Ein 38-jähriger Patient stellte sich in unserer Hornhautsprechstunde mit der Frage einer Hornhauttransplantation zur Verbesserung der Sehstärke vor. Er berichtete, mit 19 Jahren am linken Auge ein Trauma und im Anschluss eine Amotio retinae erlitten zu haben. Diese sei entgegen dem Rat seines Augenarztes nicht behandelt worden. Im weiteren Verlauf habe sich die linke Linse stark eingetrübt. Die weißliche Färbung habe ihn kosmetisch stark gestört, weshalb er das Auge in der Ukraine vor neun Jahren farblich dem rechten Auge angleichen lassen habe. Zudem berichtete er, seit ca. zehn Jahren einmal täglich drucksenkende Augentropfen zu verwenden und keine weiteren Vorerkrankungen zu haben.

Befund

Der Visus am betroffenen linken Auge betrug nulla lux. Am rechten Auge lag der bestkorrigierte Visus bei 1,0 mit einer objektiven Refraktion von \(-0{,}25/-0{,}5/5\)\({}^{\circ}\). Der intraokulare Druck war beidseits normwertig. In der klinischen Untersuchung zeigte sich links zentral, und bis in die Peripherie reichend, eine großflächige schwarze Färbung mit unregelmäßigen Ausläufern (Abb. 1). In der optischen Kohärenztomographie des Vorderabschnitts (VAA-OCT) stellte sich diese im Bereich des tiefen Stromas dar (Abb. 2). Posterior gelegene Strukturen waren nicht darstellbar. Hinter der Färbung zeigten sich in der Spaltlampenuntersuchung Abschnitte einer prämaturen Katarakt. Zusätzlich bestanden neben Irisnävi eine Rubeosis iridis und vordere Synechien. Die Pupille zeigte sich lichtstarr. Das Auge befand sich in einer Abduktionsstellung. Funduskopisch ergab sich kein Einblick, echographisch war eine Amotio totalis darstellbar (Abb. 3). Beide Augen zeigten eine leichte Keratitis superficialis punctata.

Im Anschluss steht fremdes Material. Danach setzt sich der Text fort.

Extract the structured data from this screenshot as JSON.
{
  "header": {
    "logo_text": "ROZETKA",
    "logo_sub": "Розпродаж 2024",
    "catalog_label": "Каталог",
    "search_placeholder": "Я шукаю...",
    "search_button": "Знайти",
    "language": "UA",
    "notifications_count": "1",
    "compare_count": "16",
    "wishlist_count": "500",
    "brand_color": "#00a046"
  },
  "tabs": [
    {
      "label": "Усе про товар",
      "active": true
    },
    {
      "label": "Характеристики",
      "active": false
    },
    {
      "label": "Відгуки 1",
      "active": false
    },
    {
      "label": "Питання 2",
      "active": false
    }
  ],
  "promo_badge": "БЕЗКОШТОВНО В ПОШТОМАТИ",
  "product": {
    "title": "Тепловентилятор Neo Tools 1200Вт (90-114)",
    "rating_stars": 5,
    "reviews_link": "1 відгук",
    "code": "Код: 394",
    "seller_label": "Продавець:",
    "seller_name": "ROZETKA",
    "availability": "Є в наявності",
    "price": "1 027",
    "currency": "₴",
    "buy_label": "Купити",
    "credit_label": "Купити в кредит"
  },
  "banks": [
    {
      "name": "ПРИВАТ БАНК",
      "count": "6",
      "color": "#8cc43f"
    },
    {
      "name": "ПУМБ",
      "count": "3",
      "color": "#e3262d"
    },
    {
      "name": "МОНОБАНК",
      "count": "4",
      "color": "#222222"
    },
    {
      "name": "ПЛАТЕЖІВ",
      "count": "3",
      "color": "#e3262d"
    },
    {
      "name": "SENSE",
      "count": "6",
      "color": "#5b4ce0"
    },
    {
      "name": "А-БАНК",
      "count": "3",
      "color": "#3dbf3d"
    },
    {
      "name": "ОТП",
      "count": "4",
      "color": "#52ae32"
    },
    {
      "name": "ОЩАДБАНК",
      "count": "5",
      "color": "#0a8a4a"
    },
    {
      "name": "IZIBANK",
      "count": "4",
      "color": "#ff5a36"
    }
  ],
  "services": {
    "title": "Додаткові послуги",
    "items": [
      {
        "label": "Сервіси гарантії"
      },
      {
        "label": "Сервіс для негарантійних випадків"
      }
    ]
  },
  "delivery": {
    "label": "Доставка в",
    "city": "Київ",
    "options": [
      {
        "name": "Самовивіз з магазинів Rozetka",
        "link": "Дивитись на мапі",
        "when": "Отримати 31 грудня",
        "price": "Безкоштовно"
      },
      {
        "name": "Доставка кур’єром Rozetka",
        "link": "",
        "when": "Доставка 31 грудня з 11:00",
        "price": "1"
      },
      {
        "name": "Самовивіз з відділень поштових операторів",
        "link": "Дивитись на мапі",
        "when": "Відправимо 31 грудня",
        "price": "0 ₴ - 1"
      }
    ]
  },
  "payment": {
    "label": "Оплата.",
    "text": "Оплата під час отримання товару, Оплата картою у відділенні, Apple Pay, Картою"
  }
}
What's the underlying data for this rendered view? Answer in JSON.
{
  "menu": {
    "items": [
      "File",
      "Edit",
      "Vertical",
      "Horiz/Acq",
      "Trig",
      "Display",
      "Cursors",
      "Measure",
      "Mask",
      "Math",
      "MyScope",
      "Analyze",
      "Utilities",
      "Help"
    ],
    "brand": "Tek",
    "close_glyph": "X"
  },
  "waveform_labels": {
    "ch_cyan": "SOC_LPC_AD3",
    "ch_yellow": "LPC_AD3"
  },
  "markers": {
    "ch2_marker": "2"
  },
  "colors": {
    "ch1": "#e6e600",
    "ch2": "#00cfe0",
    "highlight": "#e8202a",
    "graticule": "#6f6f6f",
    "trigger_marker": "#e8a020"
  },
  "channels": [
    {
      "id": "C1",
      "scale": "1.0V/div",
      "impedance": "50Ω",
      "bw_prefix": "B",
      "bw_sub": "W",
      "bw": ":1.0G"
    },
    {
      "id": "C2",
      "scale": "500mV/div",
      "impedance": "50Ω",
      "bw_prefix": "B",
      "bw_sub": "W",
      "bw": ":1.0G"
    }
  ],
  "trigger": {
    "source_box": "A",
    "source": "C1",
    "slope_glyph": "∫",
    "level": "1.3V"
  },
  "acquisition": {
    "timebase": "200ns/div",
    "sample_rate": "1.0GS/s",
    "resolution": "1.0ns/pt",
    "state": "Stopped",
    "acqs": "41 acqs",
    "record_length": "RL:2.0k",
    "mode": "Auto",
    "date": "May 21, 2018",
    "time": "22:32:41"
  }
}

Am rechten Auge zeigte sich ansonsten ein regelrechter ophthalmologischer Befund.

Abb. 1
figure 1

Zentrale schwarze Färbung mit unregelmäßigen Ausläufern

Abb. 2
figure 2

VAA-OCT mit Fremdmaterial im Bereich des tiefen Stromas

Abb. 3
figure 3

Echographisch darstellbare Amotio totalis insanata

Diagnose

In summa zeigten sich am linken Auge eine Amotio retinae insanata und eine prämature Katarakt. Bei bestehender Sprachbarriere war die Prozedur der kosmetischen kornealen Korrektur unklar – aufgrund der Tiefenlokalisation waren ein lamelläres Verfahren (z. B. LASIK oder manuelle lamelläre Dissektion) mit Einsetzen eines Implantates sowie eine Hornhaut-Tätowierung möglich. Spaltlampenmikroskopisch konnte ein Flap nicht sicher identifiziert werden, allerdings kann man über einen Flaprand, z. B. zwischen 5.00 Uhr und 8.00 Uhr, spekulieren (Abb. 1). Im superioren Bereich war die Hornhaut partiell vernarbt und vaskularisiert. Im OCT imponierten die posterioren Hornhautschichten wie abgetragen. Dies könnte auf einen durch das Farbpigment erzeugten Schallschatten zurückzuführen sein.

Therapie und Verlauf

Der Patient wurde darüber aufgeklärt, dass Linsen- oder Hornhaut-chirurgische Eingriffe aufgrund der seit vielen Jahren bestehenden Amotio totalis keine Aussicht auf eine Visusverbesserung bieten. Von einer Augenmuskel-OP zur Reduktion der Exotropie wurde ebenfalls abgeraten, da sie lediglich einen vorübergehenden Erfolg mit sich bringen würde. Eine erneute Abweichung des linken Auges wäre im Verlauf aufgrund der fehlenden neurosensorischen Kopplung der Augen sehr wahrscheinlich. Es wurde eine Therapie mit Tränenersatzmitteln empfohlen und darüber aufgeklärt, dass bei Auftreten von Schmerzen eine Enukleation in Betracht gezogen werden könne.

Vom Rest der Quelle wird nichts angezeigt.